Italy has, of course, had to endure illegal immigration across the seas for over a quarter of a century. Any appeal to the EU was met by general indifference and the statement that it was an Italian problem that Italy alone should cope with.
The proposed summit conference, as a direct result of the loss of lives of innocent victims of people-traffikers and false dreams, should hopefully change this attitude.
At the moment that I write there are over a million people waiting, in inhuman conditions on the chaos-ridden Libyan coast, to flee to the promised lands across the seas north of them. Statistic show that there’s a five in an hundred chance that they won’t make it.
One wonders, what with the money these refugees are paying to the “scafisti” (boat owners), that they don’t fly by world airlines at a much cheaper price. After all, holidays for us in Africa are easily bookable through local travel agents or on the net.
The fact is that those risking their lives have to be seen to be in need of refugee or political asylum status according to international rules. Flying economy class on an international airline (especially if one doesn’t have any documents) is impossible for these people.
It’s understandable that refugees from places like Syria and Iraq are suffering from real persecution and the horrors of civil war but what if they come from Senegal or even Bangla Desh?
Are the hundreds of thousands now waiting desperately on the confused North African shore truly fleeing from impossible living conditions from countries which appear to be without serious political problems?
The fact is that our friends from across the ocean are all victims of one of the most ruthless rackets ever in the world – more devastating than hard drug dealing and certainly on a par with illicit arms marketing (actually, all arms dealing is illicit): people-trafficking. Humans have now become objects like bits of scrap metal to be traded for vast profits. A scafista can make up to euro 100,000 on one single voyage. It doesn’t even matter to the scafista if their human cargo doesn’t reach its destination. They’ve got the money and to hell with the rest – to the bottom of the ocean if needs be.
It’s got to the stage where the scafista wants his boat back after the transport of victims and the Italian coastguard patrols have been threatened with Kalashnikovs if they don’t hand the boat back. Fortunately, this week several of these bastards have been caught and arrested by Italian police and charged with mass murder.

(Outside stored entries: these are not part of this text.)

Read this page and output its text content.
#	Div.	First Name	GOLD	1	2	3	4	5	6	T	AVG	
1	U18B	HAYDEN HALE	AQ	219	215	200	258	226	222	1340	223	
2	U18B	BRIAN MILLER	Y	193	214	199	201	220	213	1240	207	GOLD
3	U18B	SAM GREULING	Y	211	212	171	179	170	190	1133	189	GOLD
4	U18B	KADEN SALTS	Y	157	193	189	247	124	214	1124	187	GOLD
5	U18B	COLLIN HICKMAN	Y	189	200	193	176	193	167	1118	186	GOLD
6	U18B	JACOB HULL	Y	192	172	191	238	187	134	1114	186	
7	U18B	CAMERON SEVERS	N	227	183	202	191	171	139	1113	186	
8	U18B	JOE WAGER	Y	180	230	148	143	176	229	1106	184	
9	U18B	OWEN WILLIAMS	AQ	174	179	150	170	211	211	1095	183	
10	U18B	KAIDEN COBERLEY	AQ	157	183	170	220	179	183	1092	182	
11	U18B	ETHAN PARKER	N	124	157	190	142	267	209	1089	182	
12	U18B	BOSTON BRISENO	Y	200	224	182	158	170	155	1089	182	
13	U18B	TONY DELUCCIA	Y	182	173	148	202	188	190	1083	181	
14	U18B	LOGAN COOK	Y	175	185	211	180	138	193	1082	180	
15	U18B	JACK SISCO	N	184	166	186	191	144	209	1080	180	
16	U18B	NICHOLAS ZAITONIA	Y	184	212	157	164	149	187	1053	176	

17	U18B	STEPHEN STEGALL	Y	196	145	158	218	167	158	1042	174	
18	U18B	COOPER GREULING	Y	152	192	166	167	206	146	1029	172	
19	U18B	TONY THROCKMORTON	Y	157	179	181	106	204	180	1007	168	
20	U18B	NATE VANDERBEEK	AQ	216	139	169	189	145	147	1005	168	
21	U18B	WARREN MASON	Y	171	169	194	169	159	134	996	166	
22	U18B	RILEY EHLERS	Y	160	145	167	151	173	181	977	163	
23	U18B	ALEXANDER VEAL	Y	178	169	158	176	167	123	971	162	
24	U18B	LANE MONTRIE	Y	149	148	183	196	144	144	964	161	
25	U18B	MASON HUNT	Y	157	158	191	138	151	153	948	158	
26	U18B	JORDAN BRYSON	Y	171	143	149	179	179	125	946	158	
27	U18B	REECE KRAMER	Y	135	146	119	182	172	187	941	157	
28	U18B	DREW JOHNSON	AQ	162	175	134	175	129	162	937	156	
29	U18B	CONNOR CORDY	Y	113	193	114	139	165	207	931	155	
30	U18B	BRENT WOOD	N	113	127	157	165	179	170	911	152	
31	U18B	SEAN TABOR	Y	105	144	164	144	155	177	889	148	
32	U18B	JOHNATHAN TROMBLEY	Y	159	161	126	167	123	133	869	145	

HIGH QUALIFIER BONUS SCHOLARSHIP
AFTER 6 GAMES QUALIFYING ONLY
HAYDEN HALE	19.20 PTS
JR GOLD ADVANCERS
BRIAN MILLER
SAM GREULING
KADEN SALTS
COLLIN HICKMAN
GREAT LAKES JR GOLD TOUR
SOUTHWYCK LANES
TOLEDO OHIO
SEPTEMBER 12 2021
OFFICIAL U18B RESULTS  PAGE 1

There will be no end to the miserable tide of doomed humans disappearing beneath the waves unless there are serious discussions as to the causes of the tide. The fact is that every country these wretches are fleeing from was once under the authority of an imperial power. Each country has not been built up through centuries of history but merely artificially drawn up by European powers in fixed peace treaties with little regard to cultural or ethnographic boundaries. Iraq and Syria never existed before 1918 (and then became part of British and French mandates) and Senegal was part of French West Africa, for example.
I am not suggesting that we should continue to beat our breasts in penitence at our imperial past, both in the UK and here in Italy, but we have to admit that every western intervention in these countries has opened up a Pandora’s box of schism, fanaticism, terrorism, and nihilism because there are essentially dubious hidden interests involved.
Are we destined to repeat history because we have not learnt from it? Will the time ever come when ex-pats will gladly settle for a better life in Somalia, Eritrea, Bangla Desh, India – all countries with incredible beauties within their boundaries, some of which I can fully vouchsafe for?
In the meanwhile, what will the toll be that that great civilizing and unifying sea of the past, the Mediterranean, will take tonight? We can only stand and wait and pray.